07/14/2026 | Press release | Distributed by Public on 07/14/2026 10:04
July 14, 2026
Cells are crowded, dynamic places where thousands of molecules interact in tight quarters. Until now, scientists lacked a reliable way to see many of these molecular interactions as they happen.
Researchers at the University of Illinois Chicago have developed a new imaging method that allows scientists to see previously hidden enzyme activities in small regions across the whole cell. The findings, published in the Proceedings of the National Academy of Sciences, open new possibilities for understanding how cells process information.
This could help scientists better understand how drugs work or fail by showing exactly where cellular signals happen in real time.
"We've discovered a cool lens into the very small molecular features used by a cell," said Gary Mo, a co-author of the study and associate professor of pharmacology and regenerative medicine and biomedical engineering at UIC. The other authors on the study are UIC's Kriti Srivastava, Kevin P. Schnur and Kay Petruzzi.
Scientists have long used tools called biosensors, which are fluorescent molecules that sense events in a cell and then report their activity.
"A biosensor is anything that can sense environmental change in the cell," said Srivastava, a research assistant professor in the College of Medicine. If a cell is like a city, and each molecule is one of the city's inhabitants, biosensors are like private investigators following and reporting on what the people are doing. They are the molecular eyes and ears that tell scientists what's happening in a living cell.

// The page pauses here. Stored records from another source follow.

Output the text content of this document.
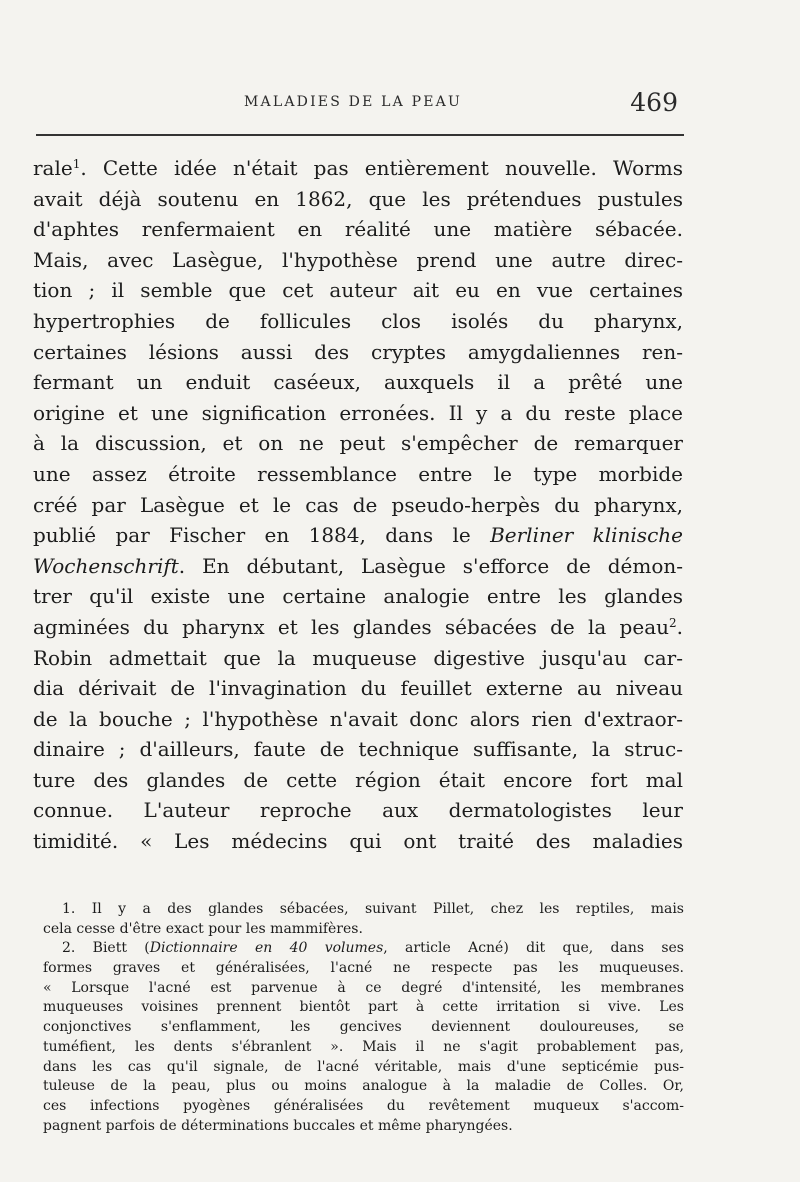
MALADIES DE LA PEAU	469
rale$^1$. Cette idée n'était pas entièrement nouvelle. Worms
avait déjà soutenu en 1862, que les prétendues pustules
d'aphtes renfermaient en réalité une matière sébacée.
Mais, avec Lasègue, l'hypothèse prend une autre direc-
tion ; il semble que cet auteur ait eu en vue certaines
hypertrophies de follicules clos isolés du pharynx,
certaines lésions aussi des cryptes amygdaliennes ren-
fermant un enduit caséeux, auxquels il a prêté une
origine et une signification erronées. Il y a du reste place
à la discussion, et on ne peut s'empêcher de remarquer
une assez étroite ressemblance entre le type morbide
créé par Lasègue et le cas de pseudo-herpès du pharynx,
publié par Fischer en 1884, dans le Berliner klinische
Wochenschrift. En débutant, Lasègue s'efforce de démon-
trer qu'il existe une certaine analogie entre les glandes
agminées du pharynx et les glandes sébacées de la peau$^2$.
Robin admettait que la muqueuse digestive jusqu'au car-
dia dérivait de l'invagination du feuillet externe au niveau
de la bouche ; l'hypothèse n'avait donc alors rien d'extraor-
dinaire ; d'ailleurs, faute de technique suffisante, la struc-
ture des glandes de cette région était encore fort mal
connue. L'auteur reproche aux dermatologistes leur
timidité. « Les médecins qui ont traité des maladies
1. Il y a des glandes sébacées, suivant Pillet, chez les reptiles, mais
cela cesse d'être exact pour les mammifères.
2. Biett (Dictionnaire en 40 volumes, article Acné) dit que, dans ses
formes graves et généralisées, l'acné ne respecte pas les muqueuses.
« Lorsque l'acné est parvenue à ce degré d'intensité, les membranes
muqueuses voisines prennent bientôt part à cette irritation si vive. Les
conjonctives s'enflamment, les gencives deviennent douloureuses, se
tuméfient, les dents s'ébranlent ». Mais il ne s'agit probablement pas,
dans les cas qu'il signale, de l'acné véritable, mais d'une septicémie pus-
tuleuse de la peau, plus ou moins analogue à la maladie de Colles. Or,
ces infections pyogènes généralisées du revêtement muqueux s'accom-
pagnent parfois de déterminations buccales et même pharyngées.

Biosensors can be positive or negative, meaning they either "light up" or "go dark" when they sense events in the cell. Unfortunately, negative biosensors have been often unusable for scientists.

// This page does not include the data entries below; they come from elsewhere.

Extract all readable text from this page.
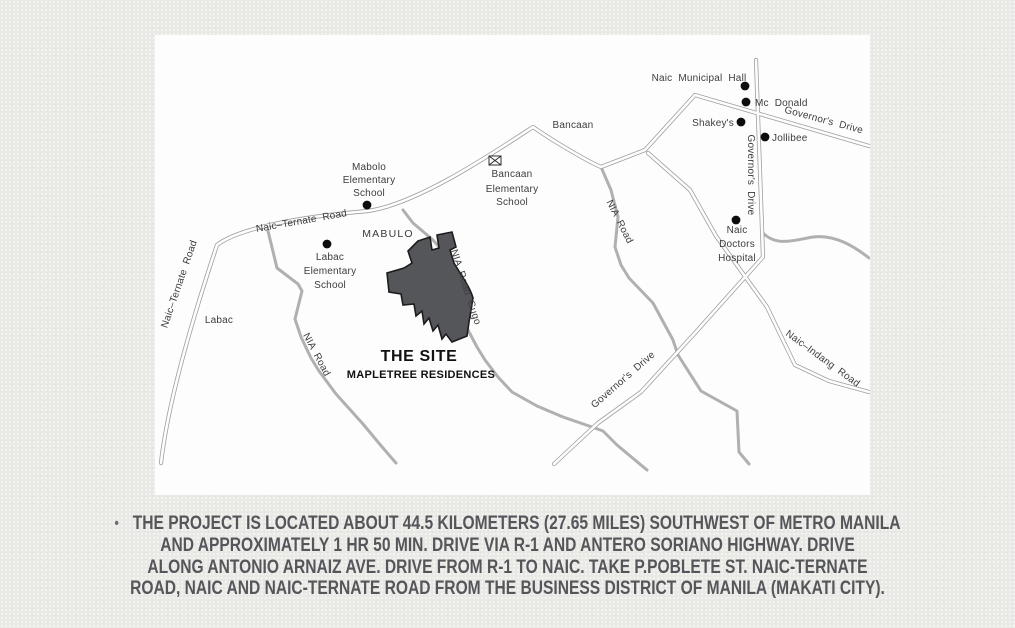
Naic–Ternate Road
Naic–Ternate Road
NIA Road
NIA Road
NIA Road Gugo
Governor's Drive
Governor's Drive
Governor's Drive	Naic–Indang Road
MABULO
Labac
Bancaan
Mabolo
Elementary
School
Bancaan
Elementary
School
Labac
Elementary
School
Naic Municipal Hall
Mc Donald
Shakey's
Jollibee
Naic
Doctors
Hospital
THE SITE
MAPLETREE RESIDENCES
• THE PROJECT IS LOCATED ABOUT 44.5 KILOMETERS (27.65 MILES) SOUTHWEST OF METRO MANILA
AND APPROXIMATELY 1 HR 50 MIN. DRIVE VIA R-1 AND ANTERO SORIANO HIGHWAY. DRIVE
ALONG ANTONIO ARNAIZ AVE. DRIVE FROM R-1 TO NAIC. TAKE P.POBLETE ST. NAIC-TERNATE
ROAD, NAIC AND NAIC-TERNATE ROAD FROM THE BUSINESS DISTRICT OF MANILA (MAKATI CITY).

The problem, Mo explained, is like wearing green in front of a green screen: important details disappear. "Because these biosensors go dark, some parts of the foreground, where the action is, blend into a background," Mo said. The result is that some regions of high enzyme activity can, falsely, look identical to regions where there is no activity, he explained.
To tackle this, the UIC team developed a technique they dubbed Fluctuation Increase Negated by Intra-Chain, or FINICI. The approach flips the optical readout of each negative biosensor into a positive, readable one. This allows the researchers to use existing negative biosensors, without having to re-design them from scratch, which can take years.
Using FINICI, the team imaged the activity of three molecules: Src kinase, Syk kinase and cGMP.
For Src kinase, a protein linked to cancer and cell movement, the team found bursts of activity in small areas of the cell membrane, including cholesterol-rich lipid rafts. Some of these active regions appeared briefly before dissolving, while others persisted longer, differences that aren't visible in traditional whole-cell measurements.
The team also found that the signaling molecule cGMP formed small clusters that were quickly overwhelmed as the signal spread through the cell.
In immune cells, the enzyme Syk was most active near the cell's internal scaffolding rather than near the receptors that activate it.
Together, these findings show that critical signals are controlled by where molecules act in the cell - like in real estate, location is hugely important. "You have to be in the room to do the job," Mo said. "If an enzyme isn't in the right place, it doesn't matter if it's active - it can do the work, but it's not going to."
The implications of their findings, Mo and Srivastava said, extend far beyond the lab. Many drugs are designed to target enzymes and signaling pathways, and their efficacy can depend on this issue of location.
"Cell signaling determines how drugs work," said Mo. "Drug molecules directly interact with molecules in your cells, and visualizing these details is a significant step that helps to understand and improve how they work."